Choreo Docs AI – End-to-End Dataset Generation, RAG, and Fine-Tuning Pipeline

This is less a single project and more a coherent body of work spanning three interconnected repositories — all built around the same question: can you turn a large, complex product documentation into a working domain-expert AI system, and what does the full pipeline for that actually look like?

The subject was WSO2 Choreo, a cloud-native platform with extensive markdown documentation. The ambition was to go end-to-end: from raw docs, through dataset generation, through fine-tuning, through evaluation — and end up with a model that can answer questions about Choreo competently.

The three components

1. QA Dataset Generator

The first problem is data. There’s no labeled dataset of questions and answers about Choreo — you have to create it. I built an automated pipeline that ingests the documentation, summarizes sections with an LLM, and generates question-answer pairs using several different strategies:

Implicit-N: the model decides how many questions a document section warrants based on content density
Simple N-given: fixed number of QA pairs per document — good for uniform coverage
Topic-wise: generates questions grouped by topic rather than by document
User-centric: frames questions from the perspective of a developer trying to accomplish a specific task

Multiple strategies matter because they produce different distributions of questions. A model trained on only implicit-N questions will have gaps that topic-wise questions would have filled.

The pipeline supports Google Gemini, OpenAI, and Anthropic as LLM backends through a LangChain abstraction — so you can switch providers without rewriting the generation logic. LangSmith handles observability and caching. Output is CSV and JSONL, with field mapping configuration for flexible downstream use.

After running the pipeline across the full Choreo documentation, it produced hundreds of QA pairs across multiple versioned datasets.

2. Fine-Tuning Framework

With a dataset in hand, the next step was fine-tuning. I built a reusable LoRA fine-tuning framework around Unsloth and the Qwen 2.5 model family (0.5B, 3B, 7B variants), with full support for:

YAML-driven configuration — no code changes between experiments
4-bit quantization for memory efficiency
SFTTrainer-based supervised fine-tuning with gradient checkpointing
Inference scripts for both the fine-tuned model and the base model (for comparison)
RAGAS-based evaluation: answer similarity and relevancy against the held-out QA set
W&B experiment tracking; model push to Hugging Face Hub on completion

Running base model inference alongside fine-tuned inference on the same questions made it easy to measure the actual delta — how much did fine-tuning help, and on which question types.

3. RAG System

In parallel, I built a retrieval-augmented generation system over the same documentation corpus — not as an alternative to fine-tuning, but as a complement. RAG and fine-tuning solve different problems: RAG gives the model access to fresh, specific information at query time; fine-tuning changes how the model reasons and responds.

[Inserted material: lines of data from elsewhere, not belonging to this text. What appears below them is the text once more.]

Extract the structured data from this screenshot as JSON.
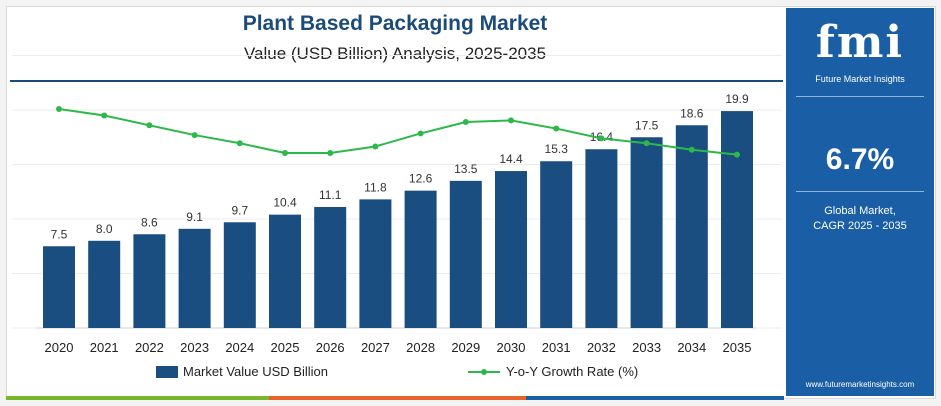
{
  "header": {
    "title": "Plant Based Packaging Market",
    "subtitle": "Value (USD Billion) Analysis, 2025-2035"
  },
  "sidebar": {
    "logo_text": "fmi",
    "logo_subtitle": "Future Market Insights",
    "cagr_value": "6.7%",
    "cagr_label_line1": "Global Market,",
    "cagr_label_line2": "CAGR 2025 - 2035",
    "website": "www.futuremarketinsights.com"
  },
  "colors": {
    "bar": "#1a4d80",
    "line": "#2db84a",
    "sidebar_bg": "#1a5fa6",
    "title": "#1c4b7a"
  },
  "chart_data": {
    "type": "bar",
    "categories": [
      "2020",
      "2021",
      "2022",
      "2023",
      "2024",
      "2025",
      "2026",
      "2027",
      "2028",
      "2029",
      "2030",
      "2031",
      "2032",
      "2033",
      "2034",
      "2035"
    ],
    "series": [
      {
        "name": "Market Value USD Billion",
        "type": "bar",
        "values": [
          7.5,
          8.0,
          8.6,
          9.1,
          9.7,
          10.4,
          11.1,
          11.8,
          12.6,
          13.5,
          14.4,
          15.3,
          16.4,
          17.5,
          18.6,
          19.9
        ]
      },
      {
        "name": "Y-o-Y Growth Rate (%)",
        "type": "line",
        "values": [
          8.5,
          8.1,
          7.5,
          6.9,
          6.4,
          5.8,
          5.8,
          6.2,
          7.0,
          7.7,
          7.8,
          7.3,
          6.7,
          6.4,
          6.0,
          5.7
        ]
      }
    ],
    "data_labels": [
      "7.5",
      "8.0",
      "8.6",
      "9.1",
      "9.7",
      "10.4",
      "11.1",
      "11.8",
      "12.6",
      "13.5",
      "14.4",
      "15.3",
      "16.4",
      "17.5",
      "18.6",
      "19.9"
    ],
    "legend": [
      "Market Value USD Billion",
      "Y-o-Y Growth Rate (%)"
    ],
    "legend_position": "bottom",
    "ylim": [
      0,
      25
    ],
    "grid": true
  }
}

The RAG system uses LangChain, OpenAI embeddings (text-embedding-3-small), and ChromaDB as the vector store. A Document Manager handles loading and chunking the markdown files; an Embedding Manager creates and persists the vector database; a Conversational Retrieval Agent manages multi-turn dialogue with document-grounded context.

What the full pipeline looks like

Raw Choreo docs
    ↓
QA Dataset Generator (Gemini / LangChain)
    ↓ CSV / JSONL datasets
Fine-Tuning Framework (Unsloth + Qwen)
    ↓ Fine-tuned model on HF Hub
Evaluation (RAGAS metrics vs. base model)

Parallel path:
Raw Choreo docs → Embeddings (OpenAI) → ChromaDB → RAG chatbot

Stack

Python · LangChain · Google Gemini 2.0 Flash · OpenAI · Anthropic · LangSmith
Unsloth · Hugging Face Transformers · TRL · PEFT / LoRA · Qwen 2.5
ChromaDB · RAGAS · Weights & Biases · UV / Poetry

What I took from this

Building end-to-end taught me that data quality is the real bottleneck — not model architecture or training hyperparameters. The different QA generation strategies exist because no single strategy produces a balanced, high-quality dataset on its own. Getting the prompts right for each strategy, filtering out low-quality pairs, and versioning the datasets carefully probably mattered more than any single training decision.

It also made the case for RAG and fine-tuning as complements rather than alternatives. Fine-tuning made the model better at how it answers Choreo questions — tone, structure, format. RAG made it better at what it knows — grounding answers in specific, up-to-date documentation. Together they’re more effective than either alone.